In Flatus e Fracies la parola è fatta a pezzi e ricomposta in due brevi brani la cui materia sembra fatta di tutte e nessuna lingua, due labirinti che ci ammaliano convincendoci di intuire un segreto che forse potremmo cogliere ascoltando con sempre più attenzione, ma è una chimera.

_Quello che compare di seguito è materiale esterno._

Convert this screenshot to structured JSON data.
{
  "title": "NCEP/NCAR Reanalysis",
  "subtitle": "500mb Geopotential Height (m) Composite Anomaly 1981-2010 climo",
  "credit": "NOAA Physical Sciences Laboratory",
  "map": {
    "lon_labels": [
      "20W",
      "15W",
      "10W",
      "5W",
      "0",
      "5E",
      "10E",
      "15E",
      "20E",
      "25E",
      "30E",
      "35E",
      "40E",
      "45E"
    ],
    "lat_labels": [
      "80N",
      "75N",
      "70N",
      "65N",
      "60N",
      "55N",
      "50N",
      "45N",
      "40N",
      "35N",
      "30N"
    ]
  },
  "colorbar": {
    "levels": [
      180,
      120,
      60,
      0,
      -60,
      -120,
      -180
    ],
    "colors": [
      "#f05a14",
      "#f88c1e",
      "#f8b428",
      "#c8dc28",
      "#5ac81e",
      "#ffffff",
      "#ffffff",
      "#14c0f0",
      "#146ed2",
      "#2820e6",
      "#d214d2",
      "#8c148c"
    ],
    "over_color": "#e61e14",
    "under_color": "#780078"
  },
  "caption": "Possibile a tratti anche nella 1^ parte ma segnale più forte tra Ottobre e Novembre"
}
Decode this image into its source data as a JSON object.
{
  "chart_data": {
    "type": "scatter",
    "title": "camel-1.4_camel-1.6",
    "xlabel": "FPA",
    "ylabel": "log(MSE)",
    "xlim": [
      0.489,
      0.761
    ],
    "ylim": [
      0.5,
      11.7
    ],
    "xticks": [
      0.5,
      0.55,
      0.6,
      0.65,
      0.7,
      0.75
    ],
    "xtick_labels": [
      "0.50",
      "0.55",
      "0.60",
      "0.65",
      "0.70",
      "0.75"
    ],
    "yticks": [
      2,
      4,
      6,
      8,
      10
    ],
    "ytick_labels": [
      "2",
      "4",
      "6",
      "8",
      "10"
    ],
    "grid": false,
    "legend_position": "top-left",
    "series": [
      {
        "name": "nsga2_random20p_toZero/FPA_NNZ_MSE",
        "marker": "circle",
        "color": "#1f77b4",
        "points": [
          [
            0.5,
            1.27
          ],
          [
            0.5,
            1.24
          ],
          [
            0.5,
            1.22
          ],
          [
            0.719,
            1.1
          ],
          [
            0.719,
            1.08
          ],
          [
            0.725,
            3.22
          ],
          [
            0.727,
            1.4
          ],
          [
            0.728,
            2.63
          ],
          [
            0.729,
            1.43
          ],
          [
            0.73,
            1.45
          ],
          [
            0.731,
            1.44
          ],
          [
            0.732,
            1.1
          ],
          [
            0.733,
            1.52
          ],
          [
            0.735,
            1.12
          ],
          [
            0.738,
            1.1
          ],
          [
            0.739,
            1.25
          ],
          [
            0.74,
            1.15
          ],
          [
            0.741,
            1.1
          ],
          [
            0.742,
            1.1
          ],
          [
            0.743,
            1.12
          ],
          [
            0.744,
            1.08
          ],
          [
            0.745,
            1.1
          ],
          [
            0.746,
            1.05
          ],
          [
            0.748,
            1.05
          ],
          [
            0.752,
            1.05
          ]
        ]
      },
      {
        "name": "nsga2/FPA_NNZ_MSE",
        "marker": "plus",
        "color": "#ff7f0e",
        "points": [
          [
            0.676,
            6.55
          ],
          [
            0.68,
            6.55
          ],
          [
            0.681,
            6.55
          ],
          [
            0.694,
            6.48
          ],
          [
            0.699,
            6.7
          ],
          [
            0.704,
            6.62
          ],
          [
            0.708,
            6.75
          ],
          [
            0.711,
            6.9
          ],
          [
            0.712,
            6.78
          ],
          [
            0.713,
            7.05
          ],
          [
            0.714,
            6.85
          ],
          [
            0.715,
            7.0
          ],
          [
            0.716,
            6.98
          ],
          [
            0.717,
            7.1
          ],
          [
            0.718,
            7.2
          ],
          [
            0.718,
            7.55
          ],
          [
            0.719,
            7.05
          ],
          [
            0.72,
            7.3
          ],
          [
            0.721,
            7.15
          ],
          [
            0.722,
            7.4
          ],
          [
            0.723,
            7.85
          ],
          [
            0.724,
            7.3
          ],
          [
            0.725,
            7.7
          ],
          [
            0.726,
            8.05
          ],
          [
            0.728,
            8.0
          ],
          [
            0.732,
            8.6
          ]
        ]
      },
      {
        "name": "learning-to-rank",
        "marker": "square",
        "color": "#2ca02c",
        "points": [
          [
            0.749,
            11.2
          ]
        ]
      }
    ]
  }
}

Il quinto brano, Factus, invece mi ha portato subito alla mente lo Studio per fiati di Luciano Cilio; con le dovute differenze, ho ritrovato in questi lunghi bordoni intervallati da dissonanze la stessa sacrale rarefazione raggiunta da Cilio nel suo lavoro, una dissoluzione della forma che lentamente va coagulandosi in una nuova struttura sfuggente. Afasia si apre con voci ritmiche e cristalline, ma poco dopo tutto si fa sciame, si sfilaccia; le voci iniziali tentano una lotta impari contro lo sciame sonoro che le sta investendo e inesorabilmente vengono inghiottite, niente è più leggibile ma solo percepibile. In Fate ci viene enunciato l’aggettivo “cristallina” smontato e rimontato, perso e ritrovato, come se davvero delle fate cercassero di appropriarsi di un nuovo linguaggio; di cristallino in questo breve brano c’è l’alternanza quasi geometrica di suono e silenzio.
Fasti si apre con un andamento di Glassiana memoria, ma poco dopo ci è chiaro che di quel evocativo minimalismo abbiamo solo una lontana assonanza; qui tutto è meno lucente e brillante e diviene pian piano lento e potente come la lava che cola dal vulcano, ma negli ultimi secondi si rasserena come a dirci di ricordare bene quello a cui abbiamo assistito ora che siamo riusciti a tornare indietro.

Futon è una nenia che ci culla, lente e dialoganti voci procedono come se ci confidassero i sogni al momento del risveglio, in quella terra sfocata tra fantastico e quotidiano. Con Arruffato la straniante sensazione è stata quella di trovarmi in una sessione di canto Dhrupad, che è il genere più antico della musica colta dell’India del Nord. Amelia Cuni dice: “per mezzo del verso poetico la mente entra in una meditativa esplorazione del suono e del contenuto; per Dhrupad, il canto è la più diretta ed efficace forma di preghiera e di contemplazione.” Questa decima composizione, dal mio punto di vista, non è solo assonante con il Dhrupad per vicinanze sonore, ma anche per l’intensità rituale che vi si respira; al mio orecchio sembra di cogliere almeno tre livelli su cui si muovono le voci, questo organizzatissimo vociare non può far altro che trascinarci con sé in una sacra architettura di cui ci sfuggono struttura e confini, ma non certo la luminosissima essenza.

Nell’ultima traccia, Facile, siamo in un territorio fatto di scatti e intarsi vocali sempre più veloci che ci riportano alla memoria l’imprescindbile Metrodora di Demetrio Stratos; un repentino rallentamento ci lascia poi disorientati in un silenzio di cui ora possiamo toccare con mano l’intensità dopo esserci iper esposti alle monumentali composizioni di Bosetti.

Quello che mi auguro e vi auguro, ascoltando queste composizioni, è di riuscire a raggiungere uno stato di sereno abbandono in cui forse è percepibile la sottile correlazione fra silenzio e parola, di raggiungere un ascolto pieno mentre tutto tace intorno e dentro di noi.